人間は自分のためだけには生きられるほど強くない

どういう背景のもとに作られた映像なのかはわからないのですが、三島由紀夫のインタビュー動画がYoutubeに上がっていて、そこで話されている言葉が非常に面白いので、ここでも共有したいと思います。

個人的に印象に残ったところを挙げるとすれば、「人間というのは自分のためだけに生きて、自分のためだけに死んでいけるほど強くない」という言葉ですね。

 

人間というのは進化の過程で理性を獲得した反面、そのために自分自身がいかに孤独な存在であるかを自覚せずにはいられなくなりました。

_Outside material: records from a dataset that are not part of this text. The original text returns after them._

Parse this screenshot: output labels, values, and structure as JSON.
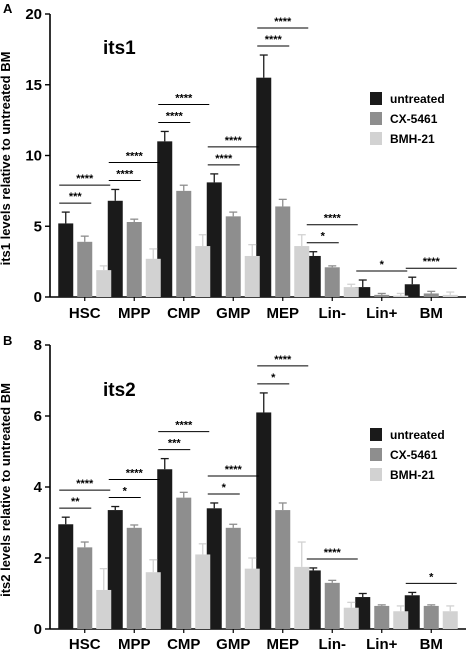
{
  "chart_data": [
    {
      "type": "bar",
      "panel_label": "A",
      "title": "its1",
      "ylabel": "its1 levels relative to untreated BM",
      "ylim": [
        0,
        20
      ],
      "yticks": [
        0,
        5,
        10,
        15,
        20
      ],
      "categories": [
        "HSC",
        "MPP",
        "CMP",
        "GMP",
        "MEP",
        "Lin-",
        "Lin+",
        "BM"
      ],
      "series": [
        {
          "name": "untreated",
          "color": "#1a1a1a",
          "values": [
            5.2,
            6.8,
            11.0,
            8.1,
            15.5,
            2.9,
            0.7,
            0.9
          ],
          "errors": [
            0.8,
            0.8,
            0.7,
            0.6,
            1.6,
            0.3,
            0.5,
            0.5
          ]
        },
        {
          "name": "CX-5461",
          "color": "#8e8e8e",
          "values": [
            3.9,
            5.3,
            7.5,
            5.7,
            6.4,
            2.1,
            0.15,
            0.25
          ],
          "errors": [
            0.4,
            0.2,
            0.4,
            0.3,
            0.5,
            0.1,
            0.1,
            0.15
          ]
        },
        {
          "name": "BMH-21",
          "color": "#d2d2d2",
          "values": [
            1.9,
            2.7,
            3.6,
            2.9,
            3.6,
            0.7,
            0.1,
            0.15
          ],
          "errors": [
            0.3,
            0.7,
            0.8,
            0.8,
            0.8,
            0.2,
            0.15,
            0.2
          ]
        }
      ],
      "significance": [
        {
          "category": "HSC",
          "pairs": [
            {
              "from": 0,
              "to": 1,
              "label": "***"
            },
            {
              "from": 0,
              "to": 2,
              "label": "****"
            }
          ]
        },
        {
          "category": "MPP",
          "pairs": [
            {
              "from": 0,
              "to": 1,
              "label": "****"
            },
            {
              "from": 0,
              "to": 2,
              "label": "****"
            }
          ]
        },
        {
          "category": "CMP",
          "pairs": [
            {
              "from": 0,
              "to": 1,
              "label": "****"
            },
            {
              "from": 0,
              "to": 2,
              "label": "****"
            }
          ]
        },
        {
          "category": "GMP",
          "pairs": [
            {
              "from": 0,
              "to": 1,
              "label": "****"
            },
            {
              "from": 0,
              "to": 2,
              "label": "****"
            }
          ]
        },
        {
          "category": "MEP",
          "pairs": [
            {
              "from": 0,
              "to": 1,
              "label": "****"
            },
            {
              "from": 0,
              "to": 2,
              "label": "****"
            }
          ]
        },
        {
          "category": "Lin-",
          "pairs": [
            {
              "from": 0,
              "to": 1,
              "label": "*"
            },
            {
              "from": 0,
              "to": 2,
              "label": "****"
            }
          ]
        },
        {
          "category": "Lin+",
          "pairs": [
            {
              "from": 0,
              "to": 2,
              "label": "*"
            }
          ]
        },
        {
          "category": "BM",
          "pairs": [
            {
              "from": 0,
              "to": 2,
              "label": "****"
            }
          ]
        }
      ],
      "legend": [
        "untreated",
        "CX-5461",
        "BMH-21"
      ],
      "legend_position": "right"
    },
    {
      "type": "bar",
      "panel_label": "B",
      "title": "its2",
      "ylabel": "its2 levels relative to untreated BM",
      "ylim": [
        0,
        8
      ],
      "yticks": [
        0,
        2,
        4,
        6,
        8
      ],
      "categories": [
        "HSC",
        "MPP",
        "CMP",
        "GMP",
        "MEP",
        "Lin-",
        "Lin+",
        "BM"
      ],
      "series": [
        {
          "name": "untreated",
          "color": "#1a1a1a",
          "values": [
            2.95,
            3.35,
            4.5,
            3.4,
            6.1,
            1.65,
            0.9,
            0.95
          ],
          "errors": [
            0.2,
            0.1,
            0.3,
            0.15,
            0.55,
            0.07,
            0.1,
            0.08
          ]
        },
        {
          "name": "CX-5461",
          "color": "#8e8e8e",
          "values": [
            2.3,
            2.85,
            3.7,
            2.85,
            3.35,
            1.3,
            0.65,
            0.65
          ],
          "errors": [
            0.15,
            0.08,
            0.15,
            0.1,
            0.2,
            0.07,
            0.03,
            0.03
          ]
        },
        {
          "name": "BMH-21",
          "color": "#d2d2d2",
          "values": [
            1.1,
            1.6,
            2.1,
            1.7,
            1.75,
            0.6,
            0.5,
            0.5
          ],
          "errors": [
            0.6,
            0.35,
            0.3,
            0.3,
            0.7,
            0.15,
            0.15,
            0.15
          ]
        }
      ],
      "significance": [
        {
          "category": "HSC",
          "pairs": [
            {
              "from": 0,
              "to": 1,
              "label": "**"
            },
            {
              "from": 0,
              "to": 2,
              "label": "****"
            }
          ]
        },
        {
          "category": "MPP",
          "pairs": [
            {
              "from": 0,
              "to": 1,
              "label": "*"
            },
            {
              "from": 0,
              "to": 2,
              "label": "****"
            }
          ]
        },
        {
          "category": "CMP",
          "pairs": [
            {
              "from": 0,
              "to": 1,
              "label": "***"
            },
            {
              "from": 0,
              "to": 2,
              "label": "****"
            }
          ]
        },
        {
          "category": "GMP",
          "pairs": [
            {
              "from": 0,
              "to": 1,
              "label": "*"
            },
            {
              "from": 0,
              "to": 2,
              "label": "****"
            }
          ]
        },
        {
          "category": "MEP",
          "pairs": [
            {
              "from": 0,
              "to": 1,
              "label": "*"
            },
            {
              "from": 0,
              "to": 2,
              "label": "****"
            }
          ]
        },
        {
          "category": "Lin-",
          "pairs": [
            {
              "from": 0,
              "to": 2,
              "label": "****"
            }
          ]
        },
        {
          "category": "BM",
          "pairs": [
            {
              "from": 0,
              "to": 2,
              "label": "*"
            }
          ]
        }
      ],
      "legend": [
        "untreated",
        "CX-5461",
        "BMH-21"
      ],
      "legend_position": "right"
    }
  ]
}
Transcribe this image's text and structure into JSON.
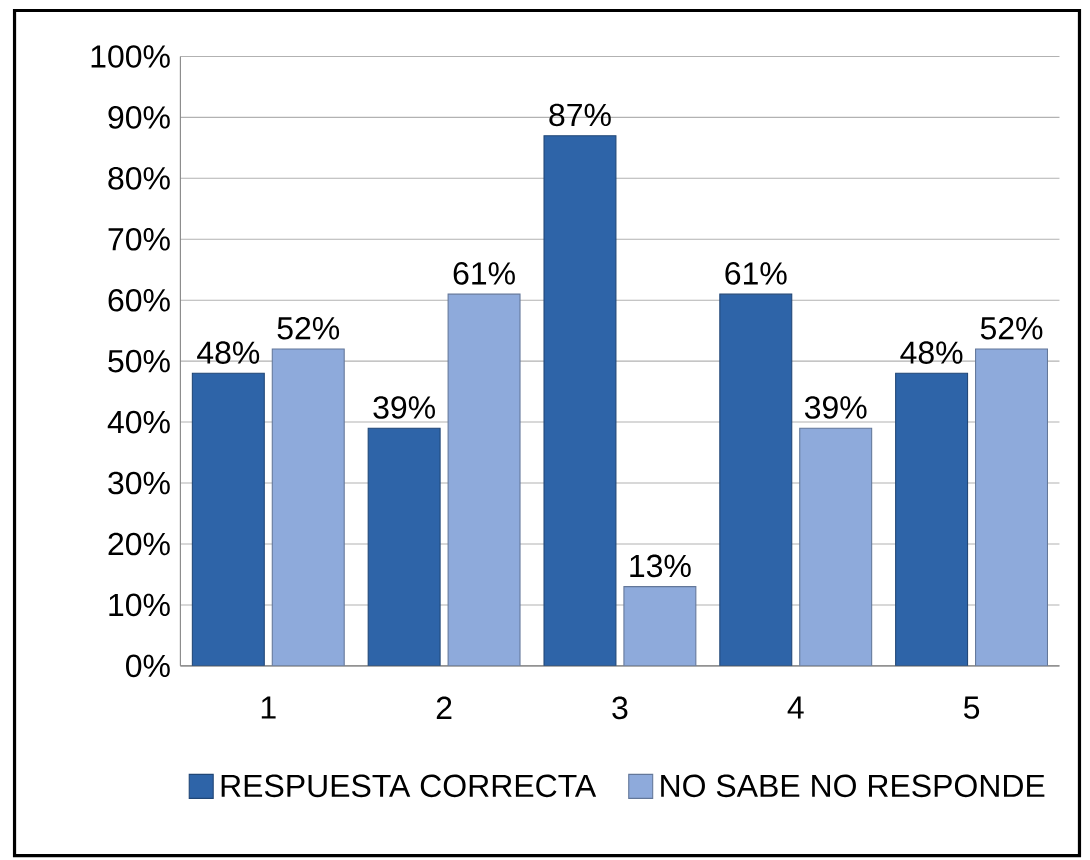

そして、そのために僕らというのは、自分の人生を方向づけてくれるような意味や目的のようなものを求めてしまうわけです。

 

それは具体的に説明すると、戦争の時代なら「国のために」という国家主義になるのだろうし、葉隠の時代でいえば「殿様のために」という武士道的なものになるのでしょう。

それに比べて、動画内でも触れられている通り、現代というのは、自分の人生に対して意味を与えてもらえるような何かは存在しないわけです。

動画内で「戦時中、自分が死ぬことを覚悟していた頃は、とても幸福だった」ということが話されていますが、

戦争もないし、自由は保証されているし、食べるものも着るものも満ち溢れているはずの現代人が、当時の人に比べて、なぜか幸せだと感じられないのは、そういうところに原因があるのでしょう。

 

とはいえ、神も国家も武士道も、人間が作った想像上の産物に過ぎませんから、どれだけ価値があるものに見えたとしても、いつかそのメッキが剥がれて幻滅してしまうことは避けられません。

幻滅するたびに、新しい幻想を追い求めるというのも、幸せな人生だとは思えません。

だから結局、真の幸福を得ようと思ったら、自分自身のために生きられる強さを身に着けなくてはいけないのでしょうね。

その強さをどうやって身につけていけばいいのか、具体的にはまだわかりませんが、せめて、そういった自分以外のなにかに気を取られることはないように心がけたいと思います。